Una tarde nos escapamos al puente romano de
Valimbre a pescar truchas. De cerca y a solas, rodeados de todas las gamas de
colores de la tierra mezclada con los verdes, bajo la cúpula de azul intenso,
descubrí a mi lado su mirada luminosa y penetrante contemplando los cuatro ojos
del puente con sus tres tajamares y cuatro majestuosos arcos. Nos miramos en el
espejo del agua remansada, y me contó la lección que allí mismo le había dado
su maestro:
—En nuestra casa, hace mucho tiempo, vivió
Poncio Pilato —me dijo.
—¿El que mató a Jesucristo? —le contesté
asustado.
—Sí; nació en mi habitación. Y en el patio
jugaba a las tabas.
—Cuando era niño, venía a este puente a pescar
truchas… con Claudia, que era la niña de otro general romano. Igual que tú y yo
ahora…. Aquí se hicieron novios… Pero sobre todo venían a cuidar de su tesoro…
y comprobar que nadie había destruido el puente para robarlo.
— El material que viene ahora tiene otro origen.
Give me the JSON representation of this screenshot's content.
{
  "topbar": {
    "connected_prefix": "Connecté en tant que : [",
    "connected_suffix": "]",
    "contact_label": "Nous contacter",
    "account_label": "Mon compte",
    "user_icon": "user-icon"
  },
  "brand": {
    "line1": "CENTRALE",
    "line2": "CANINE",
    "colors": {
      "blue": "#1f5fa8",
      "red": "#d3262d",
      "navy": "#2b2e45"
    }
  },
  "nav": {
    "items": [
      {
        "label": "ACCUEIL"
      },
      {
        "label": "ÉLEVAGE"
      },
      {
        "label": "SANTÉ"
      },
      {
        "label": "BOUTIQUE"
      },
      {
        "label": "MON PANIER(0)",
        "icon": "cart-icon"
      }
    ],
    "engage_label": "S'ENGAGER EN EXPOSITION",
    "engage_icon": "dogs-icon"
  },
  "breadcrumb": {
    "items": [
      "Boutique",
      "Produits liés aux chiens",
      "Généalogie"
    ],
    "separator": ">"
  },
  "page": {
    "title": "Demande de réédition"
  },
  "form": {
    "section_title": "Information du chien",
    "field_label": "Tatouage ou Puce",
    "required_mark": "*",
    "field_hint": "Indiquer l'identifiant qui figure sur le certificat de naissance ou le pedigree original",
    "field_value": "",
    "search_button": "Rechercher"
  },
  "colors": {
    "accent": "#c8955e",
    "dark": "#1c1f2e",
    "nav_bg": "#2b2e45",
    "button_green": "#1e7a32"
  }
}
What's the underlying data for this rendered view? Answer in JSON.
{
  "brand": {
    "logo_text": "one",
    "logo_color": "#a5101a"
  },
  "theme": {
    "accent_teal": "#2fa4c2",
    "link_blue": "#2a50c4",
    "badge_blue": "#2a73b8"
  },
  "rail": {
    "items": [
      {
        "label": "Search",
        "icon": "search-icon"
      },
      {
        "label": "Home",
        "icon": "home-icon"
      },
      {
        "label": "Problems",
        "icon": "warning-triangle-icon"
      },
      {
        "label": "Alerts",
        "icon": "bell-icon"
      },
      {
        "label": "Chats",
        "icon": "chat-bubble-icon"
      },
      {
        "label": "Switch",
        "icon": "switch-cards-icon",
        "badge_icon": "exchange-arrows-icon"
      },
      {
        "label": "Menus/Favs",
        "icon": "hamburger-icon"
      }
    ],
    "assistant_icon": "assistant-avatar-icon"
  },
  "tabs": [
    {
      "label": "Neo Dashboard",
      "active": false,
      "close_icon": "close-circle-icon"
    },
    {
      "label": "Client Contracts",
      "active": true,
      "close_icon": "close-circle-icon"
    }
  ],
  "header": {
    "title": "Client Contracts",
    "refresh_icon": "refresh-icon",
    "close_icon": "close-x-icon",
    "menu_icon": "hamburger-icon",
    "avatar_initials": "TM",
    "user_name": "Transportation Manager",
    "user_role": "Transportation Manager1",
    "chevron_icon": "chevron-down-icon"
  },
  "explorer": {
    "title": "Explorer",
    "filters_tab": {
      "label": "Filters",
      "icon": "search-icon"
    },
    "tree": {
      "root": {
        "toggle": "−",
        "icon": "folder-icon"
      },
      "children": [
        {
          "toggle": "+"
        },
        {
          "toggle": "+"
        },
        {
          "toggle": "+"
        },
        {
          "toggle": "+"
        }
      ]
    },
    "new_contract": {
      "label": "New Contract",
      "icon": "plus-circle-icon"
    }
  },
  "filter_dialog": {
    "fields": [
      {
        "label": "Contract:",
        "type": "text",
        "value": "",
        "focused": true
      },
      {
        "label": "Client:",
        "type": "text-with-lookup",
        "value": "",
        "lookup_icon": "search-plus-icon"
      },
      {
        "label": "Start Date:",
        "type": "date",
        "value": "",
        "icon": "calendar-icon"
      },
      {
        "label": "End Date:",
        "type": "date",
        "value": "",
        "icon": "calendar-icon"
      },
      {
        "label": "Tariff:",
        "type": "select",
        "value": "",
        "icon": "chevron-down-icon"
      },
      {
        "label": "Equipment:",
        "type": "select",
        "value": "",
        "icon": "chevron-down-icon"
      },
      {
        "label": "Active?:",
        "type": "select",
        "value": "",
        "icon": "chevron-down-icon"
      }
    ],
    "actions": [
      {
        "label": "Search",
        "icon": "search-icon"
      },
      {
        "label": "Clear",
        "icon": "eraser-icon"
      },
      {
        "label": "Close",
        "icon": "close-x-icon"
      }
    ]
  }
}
Debajo de cada
puente hay un tesoro escondido.
—¡¿Un tesoro?!
—Allí, debajo —me señalaba la pila y el
tajamar del centro—, cuando empezaban a construirlo, el padre de Pilato, que
era un caballero, general romano, metió monedas de oro; y en la primera piedra,
debajo del agua, al lado de las cuevas donde duermen las truchas, tiene que
haber un letrero con sus nombres que diga: “ Poncio y Claudia”. Se casaron
cuando también tenían diez años; y después de casarse, ya se fueron a Roma por
allí, por allí, por allí…. —señalaba con el dedo índice cada curva del camino.
—¿Y qué es un general romano? —le pregunté.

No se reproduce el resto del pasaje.